Corollary. If $\sum |1 – a_n|$ converges, so does $\prod a_n$; and the latter converges to a non-zero number iff all the terms are non-zero.
Weierstrass Factorization
Given a countable sequence $A = \{a_i\}$, we want to find an entire function $f$ which vanishes on the $a_i$’s and nowhere else.

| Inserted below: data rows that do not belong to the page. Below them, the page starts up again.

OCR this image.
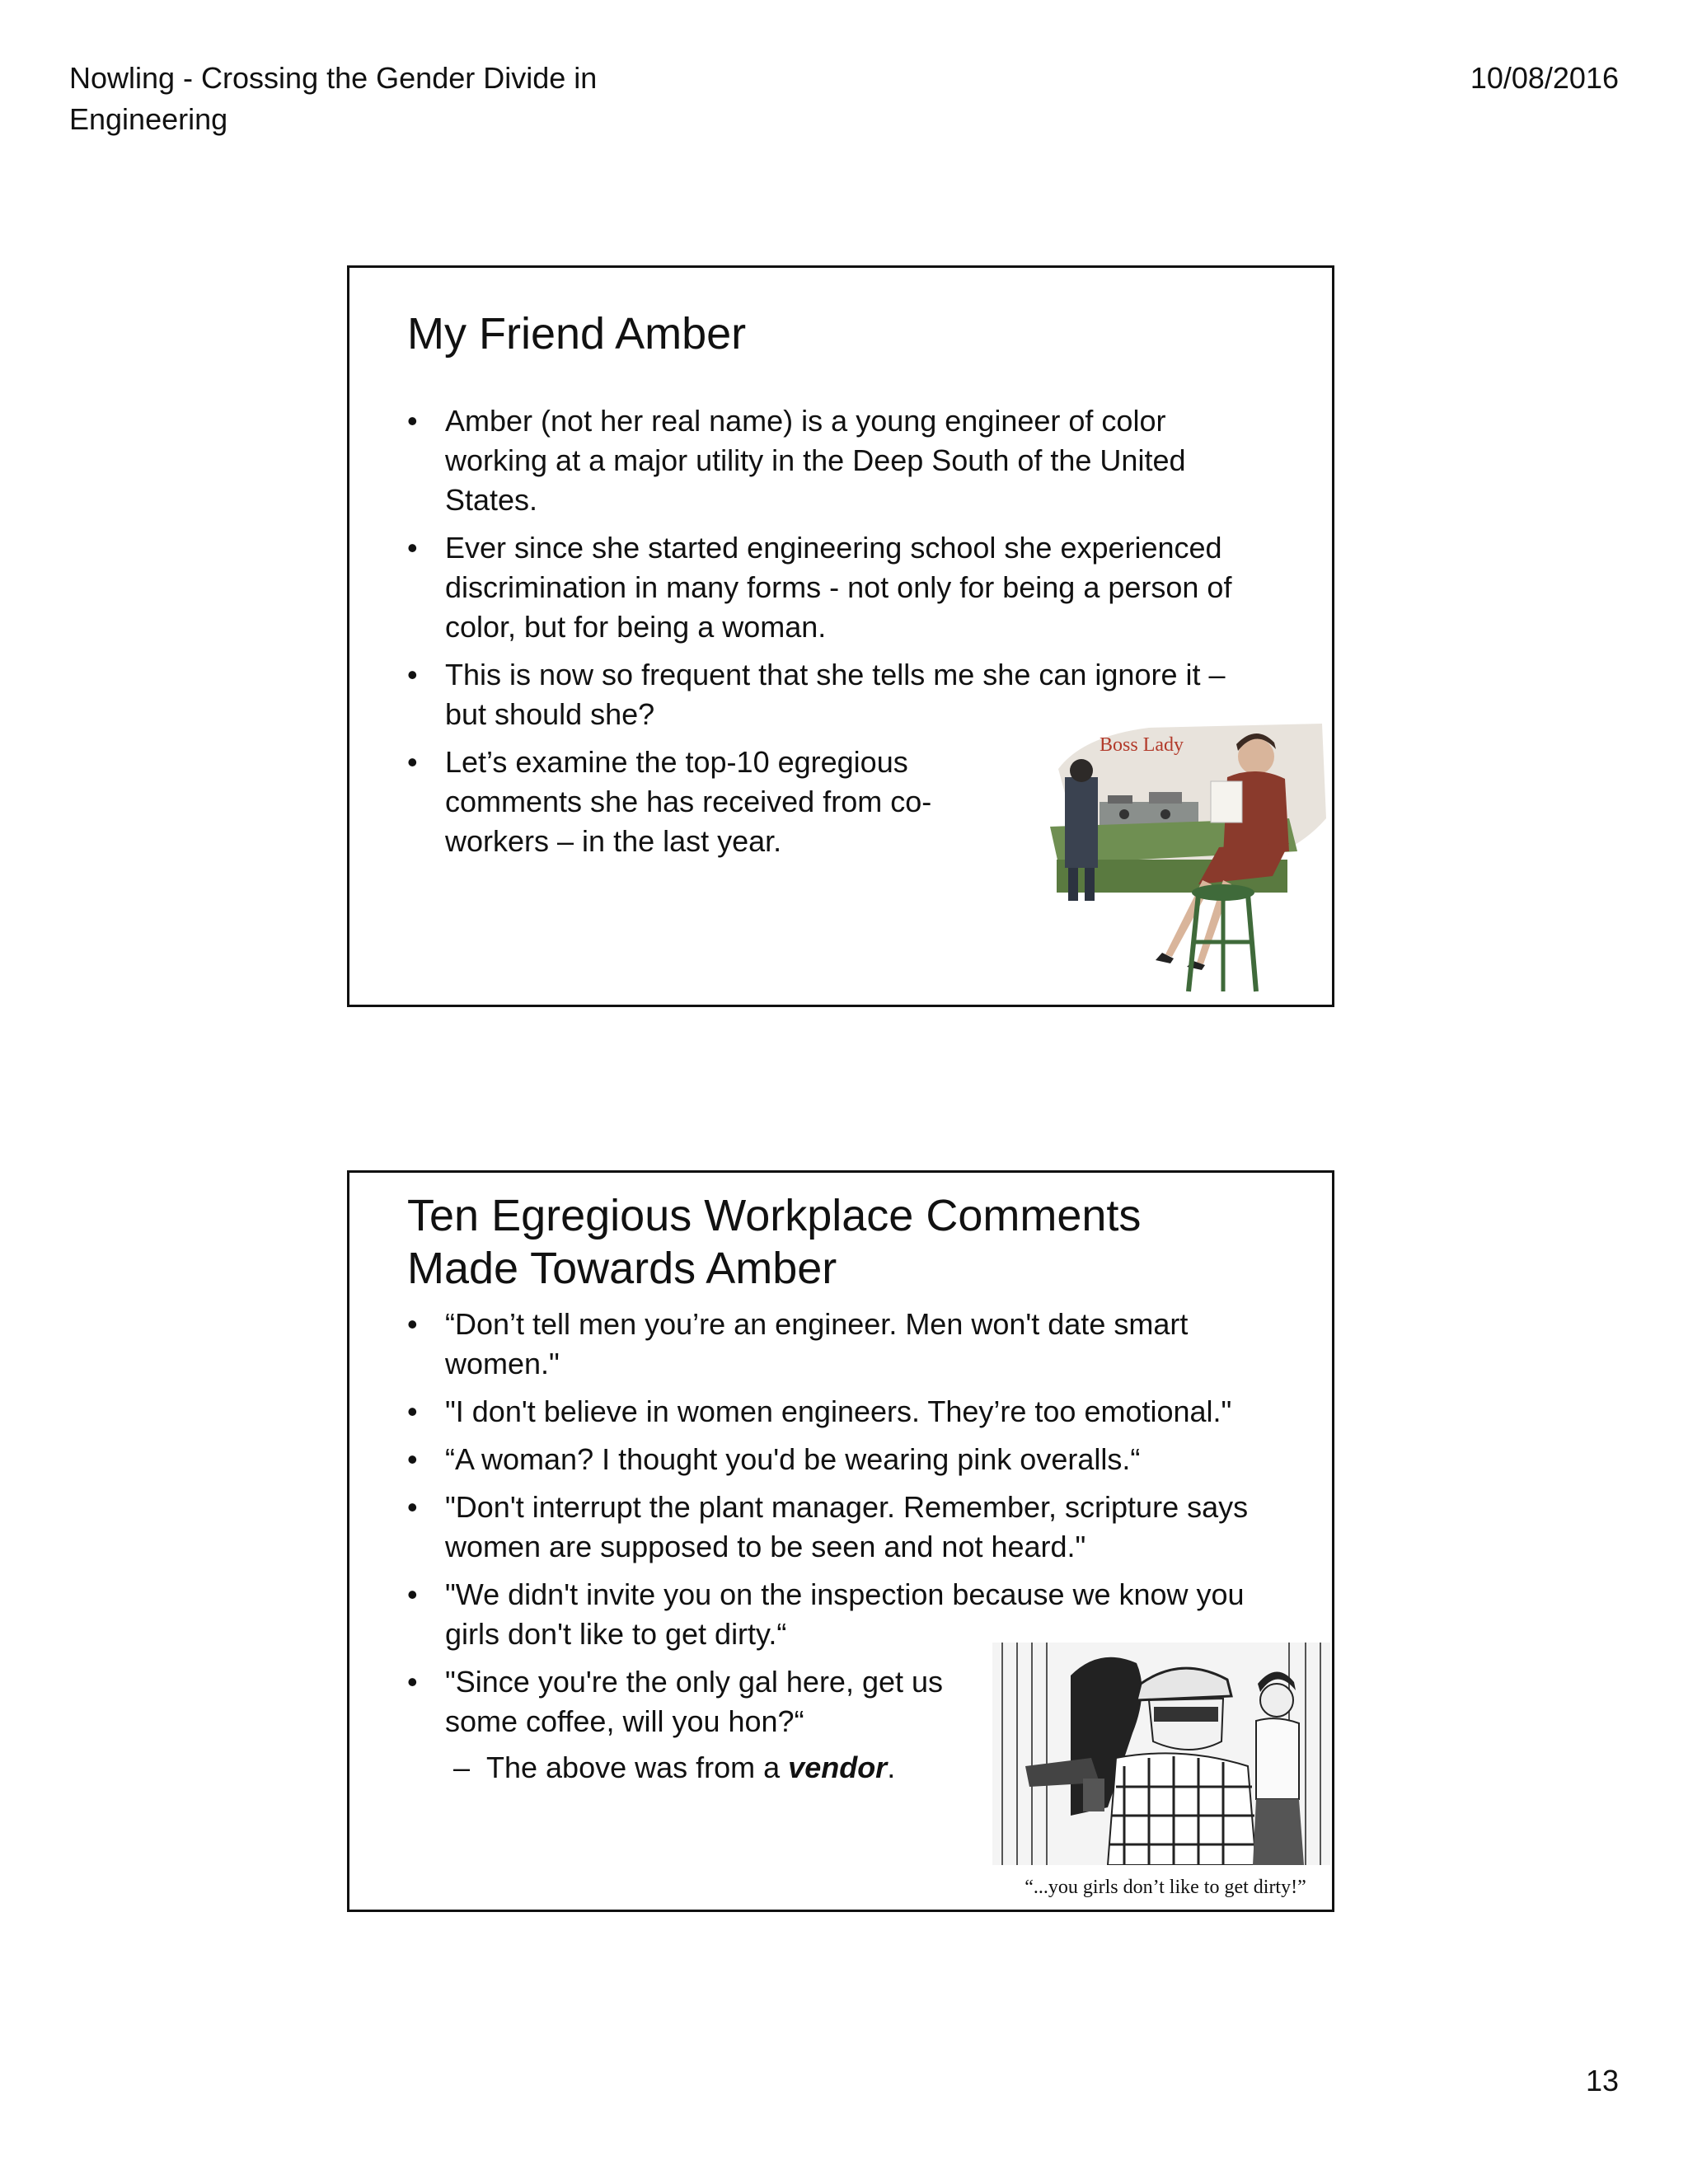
Nowling - Crossing the Gender Divide in Engineering
10/08/2016
My Friend Amber
• Amber (not her real name) is a young engineer of color working at a major utility in the Deep South of the United States.
• Ever since she started engineering school she experienced discrimination in many forms - not only for being a person of color, but for being a woman.
• This is now so frequent that she tells me she can ignore it – but should she?
• Let’s examine the top-10 egregious comments she has received from co-workers – in the last year.
Boss Lady
Ten Egregious Workplace Comments Made Towards Amber
• “Don’t tell men you’re an engineer. Men won't date smart women."
• "I don't believe in women engineers. They’re too emotional."
• “A woman? I thought you'd be wearing pink overalls.“
• "Don't interrupt the plant manager. Remember, scripture says women are supposed to be seen and not heard."
• "We didn't invite you on the inspection because we know you girls don't like to get dirty.“
• "Since you're the only gal here, get us some coffee, will you hon?“
– The above was from a vendor.
“...you girls don’t like to get dirty!”
13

One way to do this is to take $f = \prod_n f_n$, where $f_n(a_n) = 0$. But how can we also make it so that this product doesn’t vanish anywhere else?
The above Corollary above gives us a hint: if we can force $\sum |1 – f_n(z)|$ to converge, then so will $\prod f_n(z)$ to some non-zero number.

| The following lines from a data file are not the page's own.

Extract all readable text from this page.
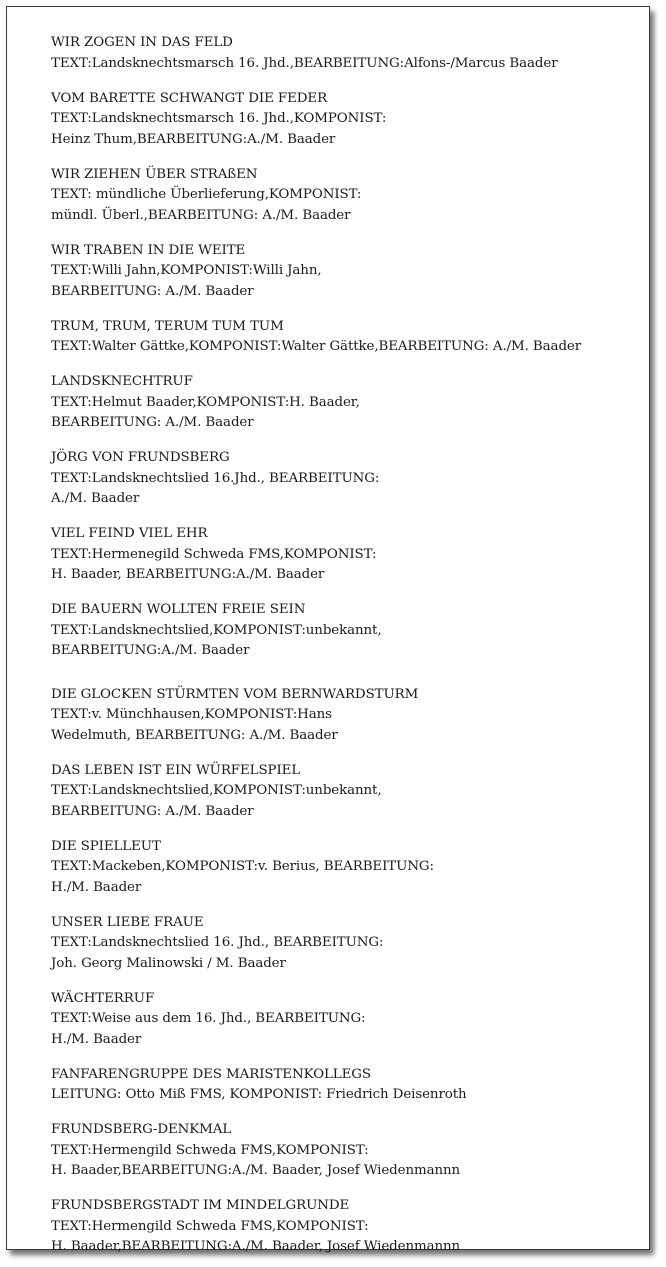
WIR ZOGEN IN DAS FELD
TEXT:Landsknechtsmarsch 16. Jhd.,BEARBEITUNG:Alfons-/Marcus Baader

VOM BARETTE SCHWANGT DIE FEDER
TEXT:Landsknechtsmarsch 16. Jhd.,KOMPONIST:
Heinz Thum,BEARBEITUNG:A./M. Baader

WIR ZIEHEN ÜBER STRAßEN
TEXT: mündliche Überlieferung,KOMPONIST:
mündl. Überl.,BEARBEITUNG: A./M. Baader

WIR TRABEN IN DIE WEITE
TEXT:Willi Jahn,KOMPONIST:Willi Jahn,
BEARBEITUNG: A./M. Baader

TRUM, TRUM, TERUM TUM TUM
TEXT:Walter Gättke,KOMPONIST:Walter Gättke,BEARBEITUNG: A./M. Baader

LANDSKNECHTRUF
TEXT:Helmut Baader,KOMPONIST:H. Baader,
BEARBEITUNG: A./M. Baader

JÖRG VON FRUNDSBERG
TEXT:Landsknechtslied 16.Jhd., BEARBEITUNG:
A./M. Baader

VIEL FEIND VIEL EHR
TEXT:Hermenegild Schweda FMS,KOMPONIST:
H. Baader, BEARBEITUNG:A./M. Baader

DIE BAUERN WOLLTEN FREIE SEIN
TEXT:Landsknechtslied,KOMPONIST:unbekannt,
BEARBEITUNG:A./M. Baader

DIE GLOCKEN STÜRMTEN VOM BERNWARDSTURM
TEXT:v. Münchhausen,KOMPONIST:Hans
Wedelmuth, BEARBEITUNG: A./M. Baader

DAS LEBEN IST EIN WÜRFELSPIEL
TEXT:Landsknechtslied,KOMPONIST:unbekannt,
BEARBEITUNG: A./M. Baader

DIE SPIELLEUT
TEXT:Mackeben,KOMPONIST:v. Berius, BEARBEITUNG:
H./M. Baader

UNSER LIEBE FRAUE
TEXT:Landsknechtslied 16. Jhd., BEARBEITUNG:
Joh. Georg Malinowski / M. Baader

WÄCHTERRUF
TEXT:Weise aus dem 16. Jhd., BEARBEITUNG:
H./M. Baader

FANFARENGRUPPE DES MARISTENKOLLEGS
LEITUNG: Otto Miß FMS, KOMPONIST: Friedrich Deisenroth

FRUNDSBERG-DENKMAL
TEXT:Hermengild Schweda FMS,KOMPONIST:
H. Baader,BEARBEITUNG:A./M. Baader, Josef Wiedenmannn

FRUNDSBERGSTADT IM MINDELGRUNDE
TEXT:Hermengild Schweda FMS,KOMPONIST:
H. Baader,BEARBEITUNG:A./M. Baader, Josef Wiedenmannn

Note that via the expansion $\ln(1 – z) = -z + -z^2/2 – \ldots$, we have for $|z| < 1/2$
$$
\begin{eqnarray}
|1 – E_k(z)| &=& \left| 1 – \exp \left( \frac{z^{k+1}}{k+1} + \frac{z^{k+2}}{k+2} + \ldots \right) \right| \\
&=& \left| 1 – \exp (w) \right|.
\end{eqnarray}
$$
But $|z| < 1/2$ implies $|w| \leq 2|z|^{k+1} \leq 1$. Thus $|1 – e^w| \leq c|w|$ for some constant $c$, which in turn implies $|1 – E_k(z)| \leq 2c|z|^{k+1}$. Then $\sum_k |1 – E_k(z)| < \infty$ for all $|z| < 1/2$ so $\prod_k E_k(z)$ converges.
Define $F_n = E_k(z/a_n)$. Since $|a_n| \to \infty$, for any $z$, all but finitely many of the terms $z/a_n$ have magnitude less than $1/2$; if $z \notin A$, this means they are all nonzero. Hence the zeroes are precisely the $a_i$’s.